Irven DeVore once said that "There is no excuse for boring students when you're talking about human nature. It's too interesting." He taught in large lecture halls that were perennially full as well as in the smaller but influential "Simian Seminar," which met in his living room on Wednesday evenings, in his rambling, comfortable home on a quiet wooded street in Cambridge. Leading or rising figures in the fields he was interested in came to address the seminar, which was a center of intellectual ferment in those fields for decades.

Through these seminars, the ideas of evolutionary biology rose to prominence as group selection (with regard to explaining behaviour) faded, albeit not directly through Irven's work. Leda Cosmides and John Tooby, two attendees of the seminars, stated "DeVore's intellectual impact is less well known because his ideas were realized through his students and colleagues."

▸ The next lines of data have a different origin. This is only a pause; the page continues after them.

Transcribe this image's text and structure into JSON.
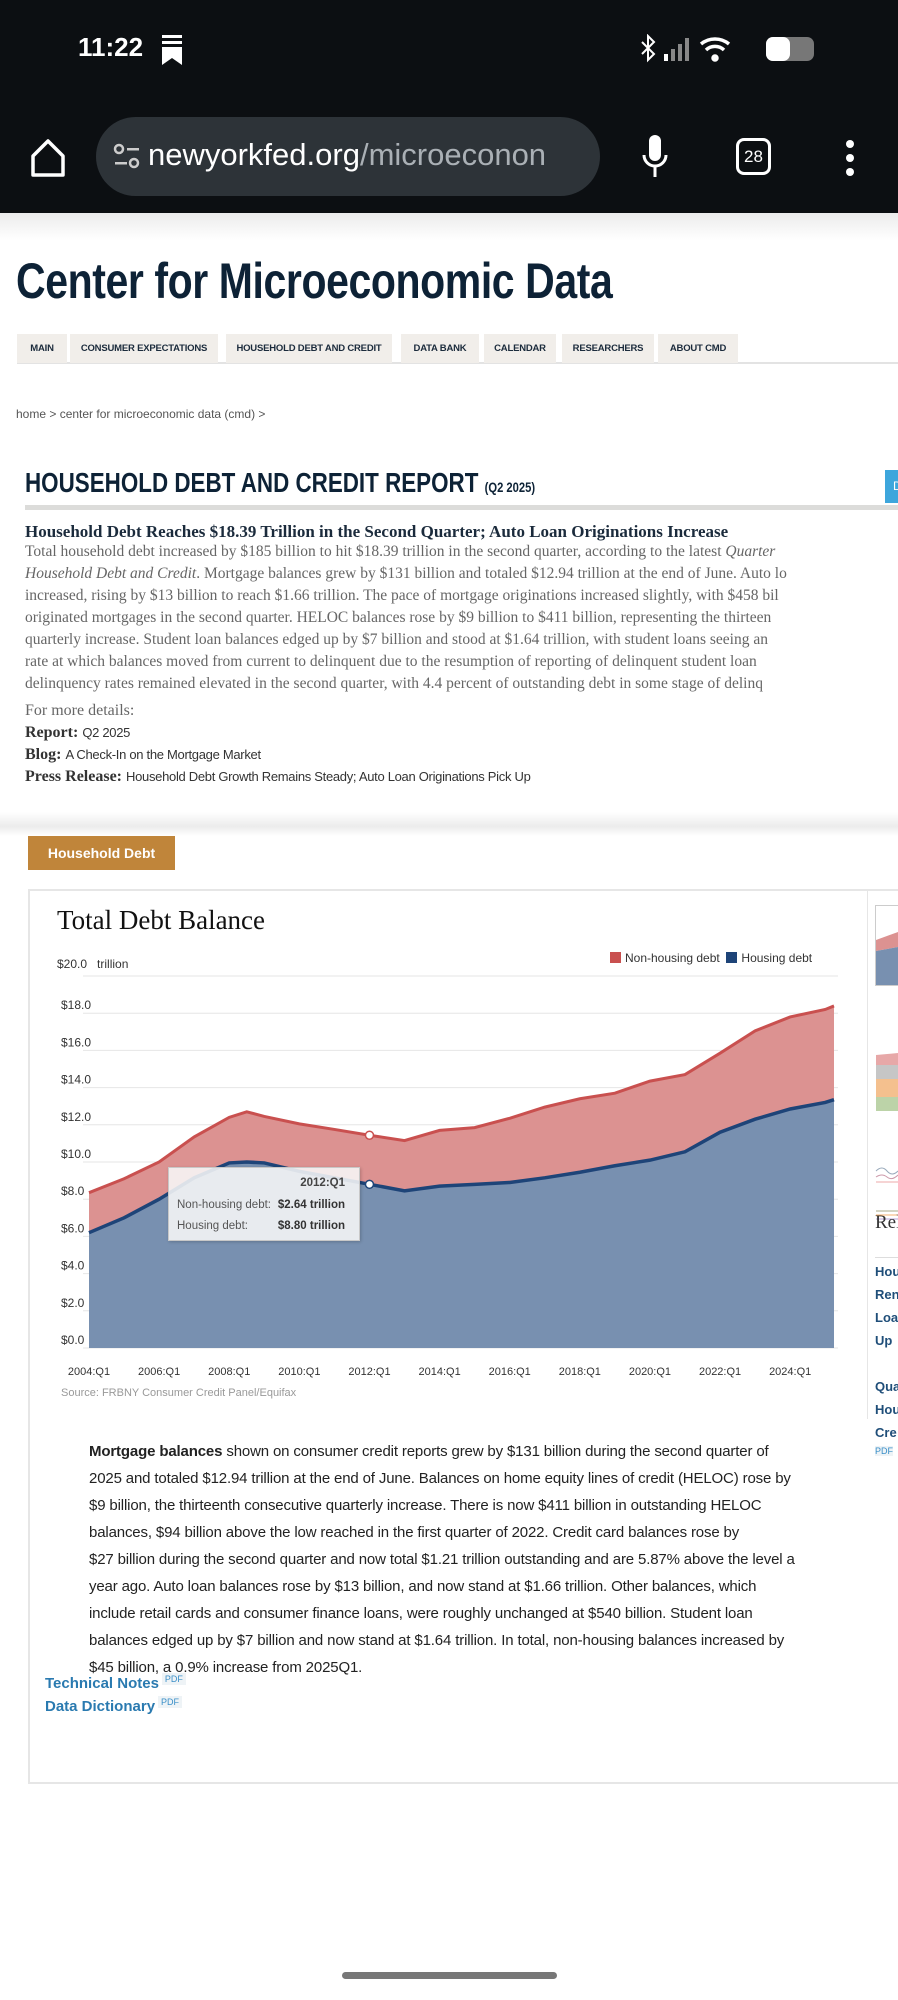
{
  "status": {
    "time": "11:22",
    "tabs_count": "28"
  },
  "browser": {
    "url_host": "newyorkfed.org",
    "url_path": "/microeconon"
  },
  "site": {
    "title": "Center for Microeconomic Data"
  },
  "nav": [
    "MAIN",
    "CONSUMER EXPECTATIONS",
    "HOUSEHOLD DEBT AND CREDIT",
    "DATA BANK",
    "CALENDAR",
    "RESEARCHERS",
    "ABOUT CMD"
  ],
  "breadcrumb": "home > center for microeconomic data (cmd) >",
  "section": {
    "title": "HOUSEHOLD DEBT AND CREDIT REPORT",
    "period": "(Q2 2025)",
    "side_tab": "D"
  },
  "article": {
    "headline": "Household Debt Reaches $18.39 Trillion in the Second Quarter; Auto Loan Originations Increase",
    "lines": [
      "Total household debt increased by $185 billion to hit $18.39 trillion in the second quarter, according to the latest Quarter",
      "Household Debt and Credit. Mortgage balances grew by $131 billion and totaled $12.94 trillion at the end of June. Auto lo",
      "increased, rising by $13 billion to reach $1.66 trillion. The pace of mortgage originations increased slightly, with $458 bil",
      "originated mortgages in the second quarter. HELOC balances rose by $9 billion to $411 billion, representing the thirteen",
      "quarterly increase. Student loan balances edged up by $7 billion and stood at $1.64 trillion, with student loans seeing an",
      "rate at which balances moved from current to delinquent due to the resumption of reporting of delinquent student loan",
      "delinquency rates remained elevated in the second quarter, with 4.4 percent of outstanding debt in some stage of delinq"
    ],
    "more_details": "For more details:",
    "report_label": "Report:",
    "report_value": "Q2 2025",
    "blog_label": "Blog:",
    "blog_value": "A Check-In on the Mortgage Market",
    "press_label": "Press Release:",
    "press_value": "Household Debt Growth Remains Steady; Auto Loan Originations Pick Up"
  },
  "household_debt_button": "Household Debt",
  "chart_data": {
    "type": "area",
    "stacked": true,
    "title": "Total Debt Balance",
    "ylabel_unit": "trillion",
    "ylim": [
      0,
      20
    ],
    "yticks": [
      "$0.0",
      "$2.0",
      "$4.0",
      "$6.0",
      "$8.0",
      "$10.0",
      "$12.0",
      "$14.0",
      "$16.0",
      "$18.0",
      "$20.0"
    ],
    "xticks": [
      "2004:Q1",
      "2006:Q1",
      "2008:Q1",
      "2010:Q1",
      "2012:Q1",
      "2014:Q1",
      "2016:Q1",
      "2018:Q1",
      "2020:Q1",
      "2022:Q1",
      "2024:Q1"
    ],
    "grid": true,
    "legend_position": "top-right",
    "x": [
      "2004:Q1",
      "2005:Q1",
      "2006:Q1",
      "2007:Q1",
      "2008:Q1",
      "2008:Q3",
      "2009:Q1",
      "2010:Q1",
      "2011:Q1",
      "2012:Q1",
      "2013:Q1",
      "2014:Q1",
      "2015:Q1",
      "2016:Q1",
      "2017:Q1",
      "2018:Q1",
      "2019:Q1",
      "2020:Q1",
      "2021:Q1",
      "2022:Q1",
      "2023:Q1",
      "2024:Q1",
      "2025:Q1",
      "2025:Q2"
    ],
    "series": [
      {
        "name": "Housing debt",
        "color": "#1e4478",
        "fill": "#7890b0",
        "values": [
          6.2,
          7.0,
          8.0,
          9.15,
          9.95,
          10.0,
          9.95,
          9.5,
          9.15,
          8.8,
          8.45,
          8.7,
          8.8,
          8.9,
          9.15,
          9.45,
          9.8,
          10.1,
          10.55,
          11.6,
          12.3,
          12.85,
          13.2,
          13.35
        ]
      },
      {
        "name": "Non-housing debt",
        "color": "#c9504f",
        "fill": "#dc9291",
        "values": [
          2.15,
          2.1,
          2.0,
          2.2,
          2.45,
          2.7,
          2.5,
          2.55,
          2.6,
          2.64,
          2.7,
          3.0,
          3.05,
          3.45,
          3.8,
          3.95,
          3.9,
          4.25,
          4.15,
          4.25,
          4.75,
          4.95,
          5.0,
          5.04
        ]
      }
    ],
    "tooltip": {
      "period": "2012:Q1",
      "rows": [
        {
          "label": "Non-housing debt:",
          "value": "$2.64 trillion"
        },
        {
          "label": "Housing debt:",
          "value": "$8.80 trillion"
        }
      ]
    },
    "source": "Source: FRBNY Consumer Credit Panel/Equifax"
  },
  "commentary": {
    "bold": "Mortgage balances",
    "first_rest": " shown on consumer credit reports grew by $131 billion during the second quarter of",
    "lines": [
      "2025 and totaled $12.94 trillion at the end of June. Balances on home equity lines of credit (HELOC) rose by",
      "$9 billion, the thirteenth consecutive quarterly increase. There is now $411 billion in outstanding HELOC",
      "balances, $94 billion above the low reached in the first quarter of 2022. Credit card balances rose by",
      "$27 billion during the second quarter and now total $1.21 trillion outstanding and are 5.87% above the level a",
      "year ago. Auto loan balances rose by $13 billion, and now stand at $1.66 trillion. Other balances, which",
      "include retail cards and consumer finance loans, were roughly unchanged at $540 billion. Student loan",
      "balances edged up by $7 billion and now stand at $1.64 trillion. In total, non-housing balances increased by",
      "$45 billion, a 0.9% increase from 2025Q1."
    ]
  },
  "links": [
    {
      "label": "Technical Notes",
      "badge": "PDF"
    },
    {
      "label": "Data Dictionary",
      "badge": "PDF"
    }
  ],
  "right_column": {
    "heading": "Rel",
    "links": [
      "Hou",
      "Ren",
      "Loa",
      "Up",
      "Qua",
      "Hou",
      "Cre"
    ],
    "badge": "PDF"
  }
}
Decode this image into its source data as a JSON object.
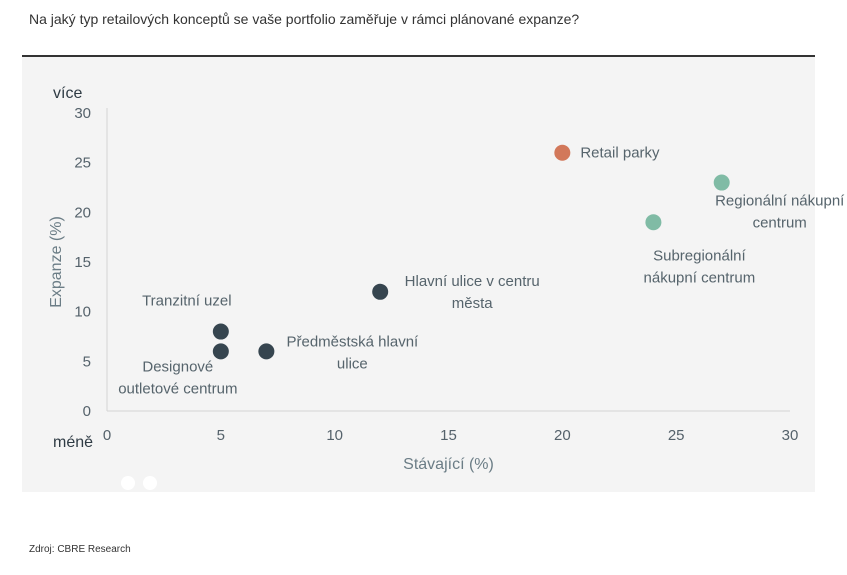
{
  "question": "Na jaký typ retailových konceptů se vaše portfolio zaměřuje v rámci plánované expanze?",
  "source": "Zdroj: CBRE Research",
  "colors": {
    "panel": "#f4f4f4",
    "dark": "#36454f",
    "teal": "#80bba5",
    "highlight": "#d2785a"
  },
  "chart_data": {
    "type": "scatter",
    "xlabel": "Stávající (%)",
    "ylabel": "Expanze (%)",
    "xlim": [
      0,
      30
    ],
    "ylim": [
      0,
      30
    ],
    "xticks": [
      0,
      5,
      10,
      15,
      20,
      25,
      30
    ],
    "yticks": [
      0,
      5,
      10,
      15,
      20,
      25,
      30
    ],
    "y_top_label": "více",
    "y_bottom_label": "méně",
    "grid": false,
    "points": [
      {
        "label": "Retail parky",
        "x": 20,
        "y": 26,
        "color": "#d2785a"
      },
      {
        "label": "Regionální nákupní centrum",
        "x": 27,
        "y": 23,
        "color": "#80bba5"
      },
      {
        "label": "Subregionální nákupní centrum",
        "x": 24,
        "y": 19,
        "color": "#80bba5"
      },
      {
        "label": "Hlavní ulice v centru města",
        "x": 12,
        "y": 12,
        "color": "#36454f"
      },
      {
        "label": "Tranzitní uzel",
        "x": 5,
        "y": 8,
        "color": "#36454f"
      },
      {
        "label": "Designové outletové centrum",
        "x": 5,
        "y": 6,
        "color": "#36454f"
      },
      {
        "label": "Předměstská hlavní ulice",
        "x": 7,
        "y": 6,
        "color": "#36454f"
      }
    ]
  }
}
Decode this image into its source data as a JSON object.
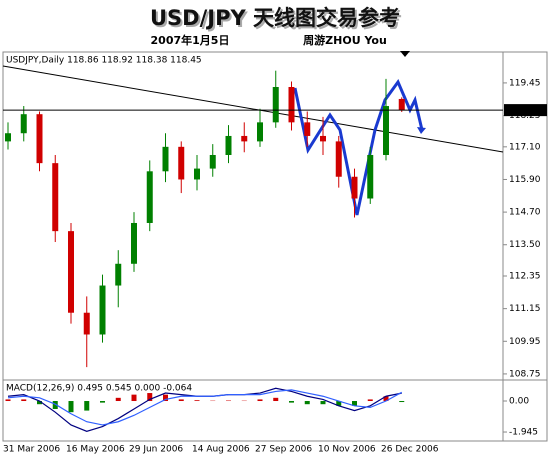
{
  "chart_data": [
    {
      "type": "candlestick",
      "title": "USD/JPY 天线图交易参考",
      "subtitle": "2007年1月5日",
      "author": "周游ZHOU You",
      "header": "USDJPY,Daily 118.86 118.92 118.38 118.45",
      "categories": [
        "31 Mar 2006",
        null,
        null,
        null,
        "16 May 2006",
        null,
        null,
        null,
        "29 Jun 2006",
        null,
        null,
        null,
        "14 Aug 2006",
        null,
        null,
        null,
        "27 Sep 2006",
        null,
        null,
        null,
        "10 Nov 2006",
        null,
        null,
        null,
        "26 Dec 2006",
        null
      ],
      "open": [
        117.3,
        117.6,
        118.3,
        116.5,
        114.0,
        111.0,
        110.2,
        112.0,
        112.8,
        114.3,
        116.2,
        117.1,
        115.9,
        116.3,
        116.8,
        117.5,
        117.3,
        118.0,
        119.3,
        118.0,
        117.5,
        117.3,
        116.0,
        115.2,
        116.8,
        118.86
      ],
      "high": [
        118.0,
        118.6,
        118.4,
        116.8,
        114.3,
        111.6,
        112.4,
        113.3,
        114.7,
        116.6,
        117.6,
        117.3,
        116.8,
        117.2,
        117.9,
        118.0,
        118.5,
        119.9,
        119.5,
        118.4,
        118.2,
        117.5,
        116.3,
        117.1,
        119.6,
        118.92
      ],
      "low": [
        117.0,
        117.3,
        116.2,
        113.6,
        110.6,
        109.0,
        109.9,
        111.2,
        112.5,
        114.0,
        115.8,
        115.4,
        115.5,
        116.0,
        116.5,
        116.9,
        117.1,
        117.8,
        117.7,
        117.1,
        116.8,
        115.6,
        114.5,
        115.0,
        116.6,
        118.38
      ],
      "close": [
        117.6,
        118.3,
        116.5,
        114.0,
        111.0,
        110.2,
        112.0,
        112.8,
        114.3,
        116.2,
        117.1,
        115.9,
        116.3,
        116.8,
        117.5,
        117.3,
        118.0,
        119.3,
        118.0,
        117.5,
        117.3,
        116.0,
        115.2,
        116.8,
        118.6,
        118.45
      ],
      "last_price": 118.45,
      "up_color": "#008000",
      "down_color": "#d00000",
      "ylim": [
        108.6,
        120.55
      ],
      "yticks": [
        119.45,
        118.25,
        {
          "value": 117.1,
          "label": "117.10"
        },
        {
          "value": 115.9,
          "label": "115.90"
        },
        {
          "value": 114.7,
          "label": "114.70"
        },
        {
          "value": 113.5,
          "label": "113.50"
        },
        112.35,
        111.15,
        109.95,
        108.75
      ]
    },
    {
      "type": "macd",
      "header": "MACD(12,26,9) 0.495 0.545 0.000 -0.064",
      "series": [
        {
          "color": "#000080",
          "values": [
            0.3,
            0.4,
            0.0,
            -0.7,
            -1.5,
            -1.9,
            -1.6,
            -1.1,
            -0.5,
            0.1,
            0.5,
            0.4,
            0.3,
            0.3,
            0.4,
            0.4,
            0.5,
            0.8,
            0.6,
            0.3,
            0.1,
            -0.3,
            -0.6,
            -0.3,
            0.3,
            0.495
          ]
        },
        {
          "color": "#3060ff",
          "values": [
            0.2,
            0.3,
            0.2,
            -0.2,
            -0.8,
            -1.3,
            -1.5,
            -1.3,
            -0.9,
            -0.4,
            0.1,
            0.3,
            0.3,
            0.3,
            0.4,
            0.4,
            0.4,
            0.6,
            0.7,
            0.5,
            0.3,
            0.0,
            -0.3,
            -0.4,
            0.0,
            0.545
          ]
        }
      ],
      "histogram": [
        0.1,
        0.1,
        -0.2,
        -0.5,
        -0.7,
        -0.6,
        -0.1,
        0.2,
        0.4,
        0.5,
        0.4,
        0.1,
        0.05,
        0.02,
        0.03,
        0.02,
        0.1,
        0.2,
        -0.1,
        -0.2,
        -0.2,
        -0.3,
        -0.3,
        0.1,
        0.3,
        -0.064
      ],
      "up_color": "#d00000",
      "down_color": "#008000",
      "ylim": [
        -2.32,
        1.13
      ],
      "yticks": [
        {
          "value": 0,
          "label": "0.00"
        },
        -1.945
      ]
    }
  ]
}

==Personal life and awards==

He was an avid and widely published photographer, and his photos became part of the core collection of AnthroPhoto, an agency founded by his wife, Nancy DeVore, and now managed by his daughter, Claire. The agency is known for the scientific authenticity of the photos and accompanying information. DeVore also made or helped to make numerous documentary and educational films about baboons and other subjects.

DeVore was a Fellow of the American Academy of Arts and Sciences, the American Association for the Advancement of Science, and the American Anthropological Association. He won the Walker Prize for Science of the Museum of Science, Boston, and the Lifetime Achievement Award of the Institute of Human Origins. He helped lay the foundations of Harvard's Department of Human Evolutionary Biology, which became independent of the Department of Anthropology in 2009, some years after DeVore's retirement.

On September 3, 2014, DeVore died of heart failure. He lived through the death of his son, Gregory, in 2003. His wife, Nancy, died several months after her husband. DeVore is survived by his daughter, Claire, and his four grandchildren who remain in Massachusetts.

==Books==

- Primate Behavior: Field Studies of Monkeys and Apes, ed., Holt, Rinehart & Winston, New York.
- 1963 Baboon Behavior Awarded first prize by the Educational Film Library Association, 1963.
- 1965 The Primates, with S. Eimerl (Series: LIFE Nature Library), Time-Life, New York.
- 1968 Man the Hunter, with Richard B. Lee, eds. Aldine Publ., Chicago.
- 1976 Kalahari Hunter-Gatherers, with Richard B. Lee, eds., Harvard University Press, Cambridge, Massachusetts.
- 1982 Field Guide for the Study of Adolescence, with Beatrice Whiting, John Whiting, et al.
- 1990 Current Studies on Primate Socioecology and Evolution.
- 1992 Socioecology of baboons in the Cape of Good Hope Nature Reserve, 1958–92.